SegNet 详解与 TensorFlow 2.0 实现

tfwechat · February 18, 2021, 2:27pm

本文来自社区投稿与征集，作者 AI 菌。转自：https://github.com/Keyird/

引言

今天为大家带来社区作者的精选推荐《深度学习-＞语义分割实战（一）：SegNet 详解与 TensorFlow 2.0 实现》。CSDN 博客专家 @AI 菌从 SegNet 算法着手，带大家使用 TensorFlow 2.0 搭建 SegNet 网络，对场景中的目标进行分割。

本次我依然以理论和实战两部分展开，首先理论部分对 SegNet 算法进行必要的讲解，然后在实战部分，使用 TensorFlow 2.0 框架搭建 SegNet 网络，实现对场景中的目标（矿堆）进行分割。分割结果如下：

一、SegNet 算法详解

1. SegNet 简介

早在 2015 年，Vijay Badrinarayanan, Alex Kendall 等人就提出了 SegNet 算法，这是一种用于语义像素级分割的深度全卷积神经网络结构。它主要是由一个编码器网络、一个对应的解码网络和一个像素级分类层组成。

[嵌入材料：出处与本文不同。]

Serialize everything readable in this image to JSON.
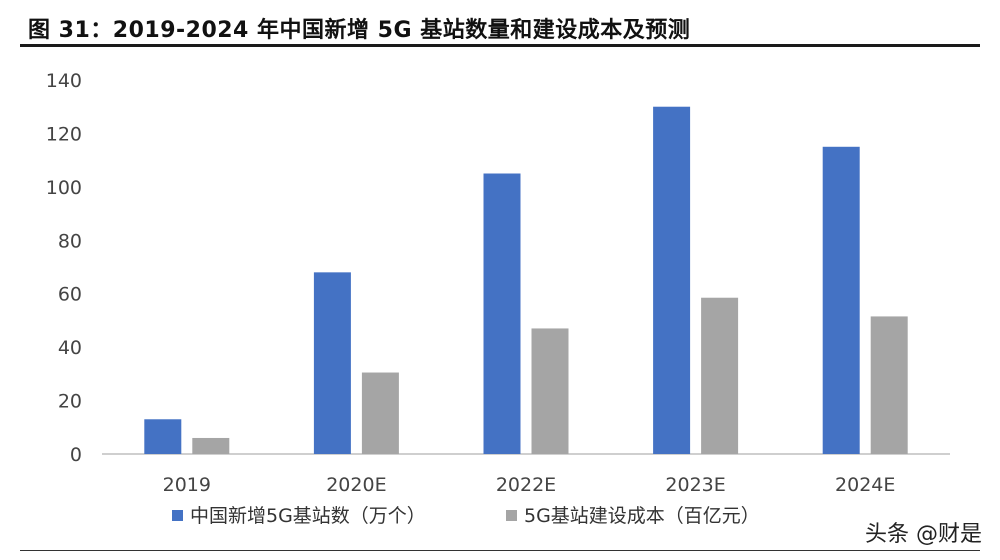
{
  "figure": {
    "title": "图 31：2019-2024 年中国新增 5G 基站数量和建设成本及预测"
  },
  "watermark": "头条 @财是",
  "chart_data": {
    "type": "bar",
    "categories": [
      "2019",
      "2020E",
      "2022E",
      "2023E",
      "2024E"
    ],
    "series": [
      {
        "name": "中国新增5G基站数（万个）",
        "color": "#4472c4",
        "values": [
          13,
          68,
          105,
          130,
          115
        ]
      },
      {
        "name": "5G基站建设成本（百亿元）",
        "color": "#a5a5a5",
        "values": [
          6,
          30.5,
          47,
          58.5,
          51.5
        ]
      }
    ],
    "ylim": [
      0,
      140
    ],
    "yticks": [
      0,
      20,
      40,
      60,
      80,
      100,
      120,
      140
    ],
    "xlabel": "",
    "ylabel": "",
    "grid": false,
    "legend_position": "bottom"
  }
}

SegNet 的新颖之处在于解码器对其低分辨率输入特征映射进行上采样的方式。具体地说，解码器使用在对应编码器的最大池化步骤中计算的池索引来执行非线性上采样。SegNet 的主要针对场景理解应用，SegNet 的可训练的参数量比其它的网络结构显著减少，并且它可以通过随机梯度下降算法进行端对端地训练。经评估表明，与其他体系结构相比，SegNet 在推理过程中，具有时间和内存方面的良好性能。

2. SegNet 网络结构

(1) 整体结构。如下图所示，SegNet 网络由一个编码器网络、一个对应的解码器网络和一个像素级分类层组成。其中，编码器网络采用的是 VGG 进行特征提取；解码器网络主要进行 3 次分线性上采样；像素级分类层，通过一个卷积层将网路输出调整为我们所需的输出。

来源：SegNet: A Deep ConvolutionalEncoder-Decoder Architecture for ImageSegmentation

(2) 编码器网络。详细来说，编码器网络采用的是 VGG16 的前面 13 个卷积层进行提取特征，并且送入到解码器中的是 VGG16 第 4 个卷积块 Conv_block 输出的特征矩阵 feature。由于原图的 shape 是 (416,416,3)的，经过 4 个卷积块后（相当于进行了 4 次下采样），编码器输出的 feature 的 shape 是 (26,26,3)

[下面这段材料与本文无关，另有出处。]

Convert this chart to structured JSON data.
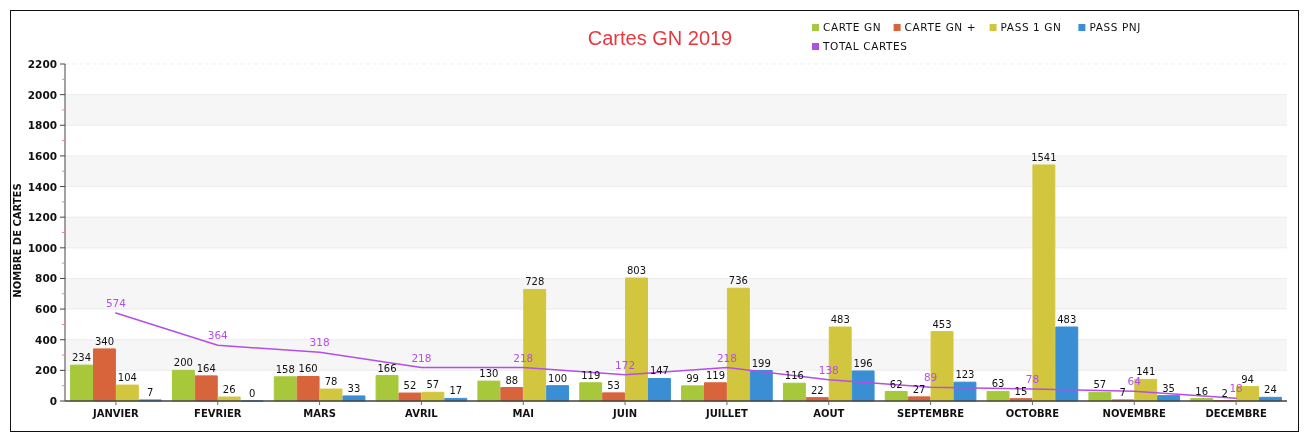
{
  "chart_data": {
    "type": "bar",
    "title": "Cartes GN 2019",
    "ylabel": "NOMBRE DE CARTES",
    "categories": [
      "JANVIER",
      "FEVRIER",
      "MARS",
      "AVRIL",
      "MAI",
      "JUIN",
      "JUILLET",
      "AOUT",
      "SEPTEMBRE",
      "OCTOBRE",
      "NOVEMBRE",
      "DECEMBRE"
    ],
    "series": [
      {
        "name": "CARTE GN",
        "color": "#a6c83a",
        "values": [
          234,
          200,
          158,
          166,
          130,
          119,
          99,
          116,
          62,
          63,
          57,
          16
        ]
      },
      {
        "name": "CARTE GN +",
        "color": "#d8643c",
        "values": [
          340,
          164,
          160,
          52,
          88,
          53,
          119,
          22,
          27,
          15,
          7,
          2
        ]
      },
      {
        "name": "PASS 1 GN",
        "color": "#d2c63e",
        "values": [
          104,
          26,
          78,
          57,
          728,
          803,
          736,
          483,
          453,
          1541,
          141,
          94
        ]
      },
      {
        "name": "PASS PNJ",
        "color": "#3a8ed4",
        "values": [
          7,
          0,
          33,
          17,
          100,
          147,
          199,
          196,
          123,
          483,
          35,
          24
        ]
      },
      {
        "name": "TOTAL CARTES",
        "type": "line",
        "color": "#b44ee8",
        "values": [
          574,
          364,
          318,
          218,
          218,
          172,
          218,
          138,
          89,
          78,
          64,
          18
        ]
      }
    ],
    "ylim": [
      0,
      2200
    ],
    "yticks": [
      0,
      {
        "value": 100,
        "label": null
      },
      200,
      {
        "value": 300,
        "label": null
      },
      400,
      {
        "value": 500,
        "label": null
      },
      600,
      {
        "value": 700,
        "label": null
      },
      800,
      {
        "value": 900,
        "label": null
      },
      1000,
      {
        "value": 1100,
        "label": null
      },
      1200,
      {
        "value": 1300,
        "label": null
      },
      1400,
      {
        "value": 1500,
        "label": null
      },
      1600,
      {
        "value": 1700,
        "label": null
      },
      1800,
      {
        "value": 1900,
        "label": null
      },
      2000,
      {
        "value": 2100,
        "label": null
      },
      2200
    ],
    "grid": "y",
    "legend": "top right",
    "data_labels": true
  }
}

(3) 解码器网络。解码实际上是上采样的过程，SegNet 的新颖之处在于它的上采样方式。具体做法如下图所示，解码器使用在对应编码器的最大池化步骤中计算的池索引来执行非线性上采样。

SegNet: A Deep ConvolutionalEncoder-Decoder Architecture for ImageSegmentation

(4) 像素级分类层。这一层主要是为像素级分类而设计。使用卷积层来改变解码器网络输出张量的通道数。比如我们要进行 n_class 分类，那么通过卷积层的输出 shape 就要变为 (208,208,n_class)

3. SegNet 实验效果

(1) 在 CamVid 数据集上白天和黑夜样本下的测试效果图。很明显，SegNet 的测试结果更接近 Ground Truth。因此，SegNet 在该数据集上的表现更好。

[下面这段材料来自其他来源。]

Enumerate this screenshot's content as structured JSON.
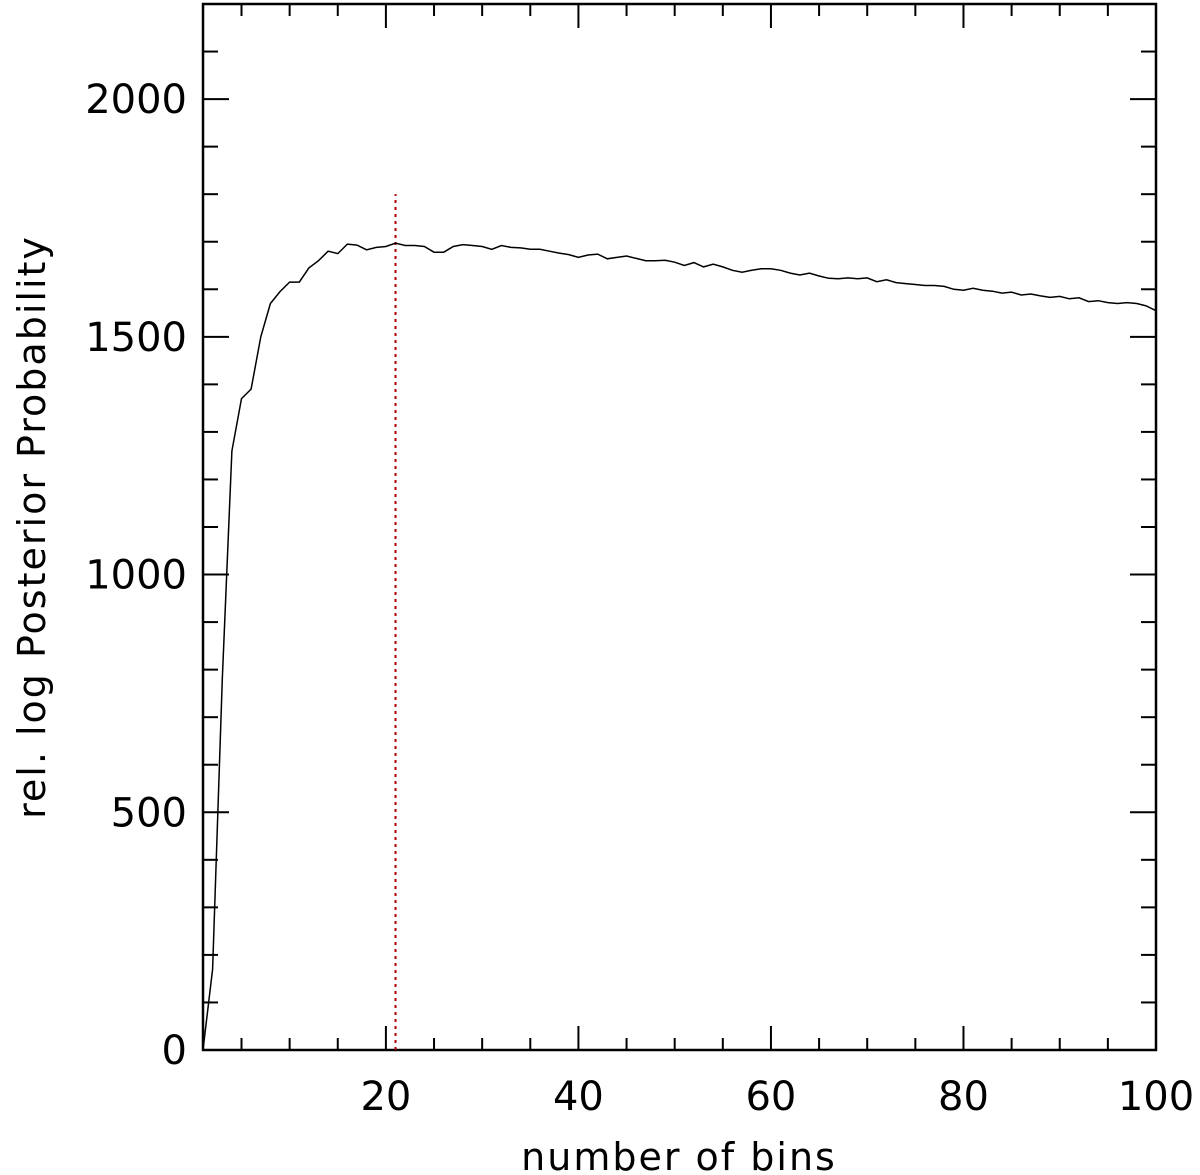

(2) 下面两张表展示了 SegNet 在 CamVid 和 SUNRGB-D 数据集上的表现，可见 SegNet 的整体精度优于其它的分割网络。

(3) 从下表可以看出，SegNet 在保持精度不错的情况下，在推理时间和占用内存仍有较好的优势。

二、用 TF2.0 搭建 SegNet 进行语义分割

下面仅对本项目的核心代码进行讲解。我已经将完整代码上传至我的 GitHub 地址：需要的可自行下载，欢迎 star！

1. 数据集准备

语义分割数据集以及标签的制作过程可参考：labelme 安装以及使用教程—自制语义分割数据集数据集制作完成后，要通过 make_txt 文件保存数据集所有图片和对应标签的文件名。代码如下：

# coding:utf-8
import os

imgs_path = '/home/fmc/WX/Segmentation/SegNet-tf2/dataset/jpg'  # 图片文件存放地址
for files in os.listdir(imgs_path):
    print(files)
    image_name = files + ';' + files[:-4] + '.png'


    with open("train.txt", "a") as f:
        f.write(str(image_name) + '\n')
f.close()

2. 网络结构搭建

(1) 编码器网络

def vggnet_encoder(input_height=416, input_width=416, pretrained='imagenet'):

    img_input = tf.keras.Input(shape=(input_height, input_width, 3))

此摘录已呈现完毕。